今回はこの紅葉したドウダンツツジの他に、紫陽花(アナベル)も入れてみました。アナベルも今年の出荷は今回で終わり、また来年まで見納めになります。

一方、市場に出始めてきたのが高く伸ばした石化柳。柳は冬の花材として代表的なものであり、石化柳の他にも雲龍柳や赤芽柳、行李柳等々、多くの種類が流通します。

行李柳を使った生け込みでは、行李柳の直線を生かし、溜めを作らずに真っ直ぐに生けてみました。一方、石化柳は独自の曲線(1本1本全て形状が違います)ですので、あえて高めに立体感を出すように生けてみました。
残念ながら写真では平面に見えてしまうのでちょっと面白みに欠けるような印象になってしまいますが、実際の生け込みでは、石化柳を立体的に生け込んでいます。

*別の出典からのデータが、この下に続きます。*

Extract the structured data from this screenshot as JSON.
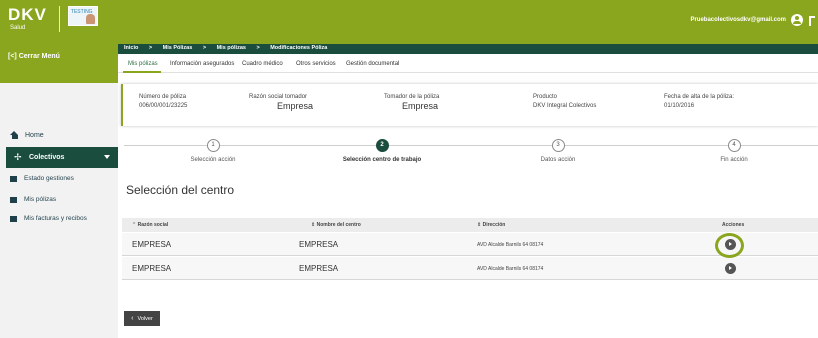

今回は花材の種類を抑え、ほぼ同系色でまとめてみました。紅葉しているドウダンツツジと溶け込むように染雪柳、高さを出した雲龍柳、中間に二本松市の武藤さんが栽培したスプレー菊を2種類、そして紫陽花(アナベル)です。
あえて「強いグリーン」の色を抑え、紅葉したドウダンツツジと色を繋ぐように、薄いグリーンのアナベルを取り入れました。
10月も後半となり、いよいよ冬に向かう直前の、秋の極地とも言える状況でしょうか。「紅葉」を全面に押し出しつつ、冬の花材の石化柳も使いながら、冬に向かっていく様を表現してみました。
(追記)

納品後、3日目の様子。
傷み等は全くありませんが、ドウダンツツジなどの枝物は水の吸い上げ量が多く、こまめに水を足さなければなりません。今回は、2Lほどの水を継ぎ足しました。